Tutto questo, e altro ancora, mi ha portato ieri a cercare qualcosa che giustificasse un filo di ottimismo nonostante i giorni vissuti-inanellati-consumati-dissipati tra numeri pandemici, numeri circensi, numeri amarissimi e numeri ancora da decifrare. Improvvisamente, con Blaise Pascal, mi sono allora chiesto: “Che cos’è l’uomo nella natura?

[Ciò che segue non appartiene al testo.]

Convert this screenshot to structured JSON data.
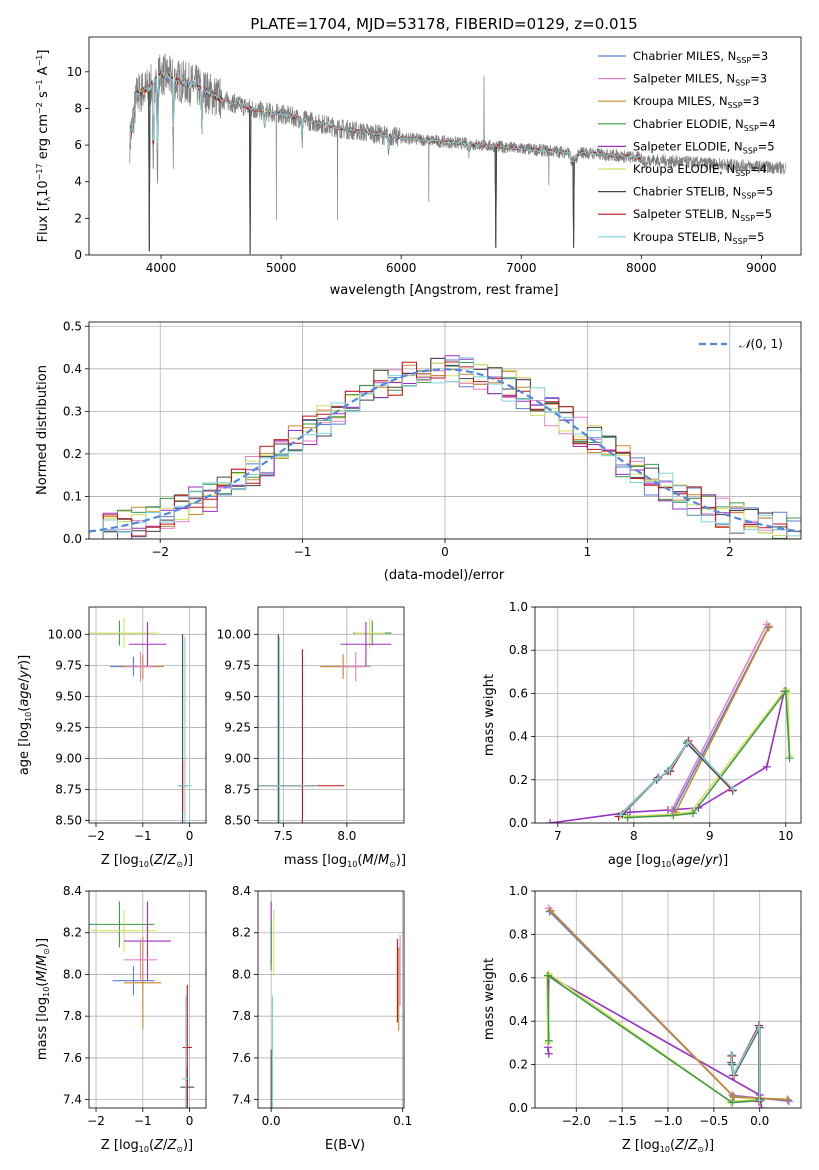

Un nulla in confronto all’infinito, un tutto in confronto al nulla, un qualcosa di mezzo fra nulla e tutto”. Poi ho scoperto che “tutta l’infelicità degli uomini proviene da una cosa sola: dal non saper restare tranquilli in una camera” e anche che “gli uomini, non avendo potuto gestire la morte, la miseria, l’ignoranza hanno deciso di non pensarci per rendersi felici…”. Infatti, “l’unica cosa che ci consola dalle nostre miserie, è il divertimento, il quale è la maggiore tra le nostre miserie…”. Da qualche parte ho letto che “credere o non credere è la stessa cosa perché, al fondo di tutto, c’è un inesplicabile mistero…”. Resterebbe da “rimettere al caso il nostro destino e vivere così felicemente nell’innocenza immaginativa”, ma questo è altro discorso. Quasi quasi ho orrore di capire e sono invece felice di accogliere l’imprevisto. Il mio amico Marcoaldi ha calcolato che l’anno scorso, in sei giorni, ossia centoquarantaquattro ore, ne ha trascorse solo tre a conversare con gli amici. “Per il resto – ha annotato -, solitudine, fantasticherie, un bicchier d’acqua o un caffè, l’aperitivo due volte al giorno, un ricordo che mi sorprende, un’immagine che mi visita, e poi una cosa tira l’altra ed è già sera”. Forse ha ragione chi sostiene la vita come se fosse “una lunga cavalcata tra il sogno e il mistero, in cui si affaccia via via quel meraviglioso regalo che si chiama immaginazione”.
Domani, passata la tempesta e salutati gli augelli a far festa, si ricomincia dai numeri pandemici, dai colori che diventano cupi, dalle paturnie politiche, dalle ombre diffuse dalle minacce di dimissioni senza ritorno, dai poveri cristi che aspettano aiuti, dai sognatori di un vaccino che li restituisca alla vita normale, dalle parole di pace e speranza portate dal Papa dove è più difficile che mai respirare pace e sognare cieli e terre nuove.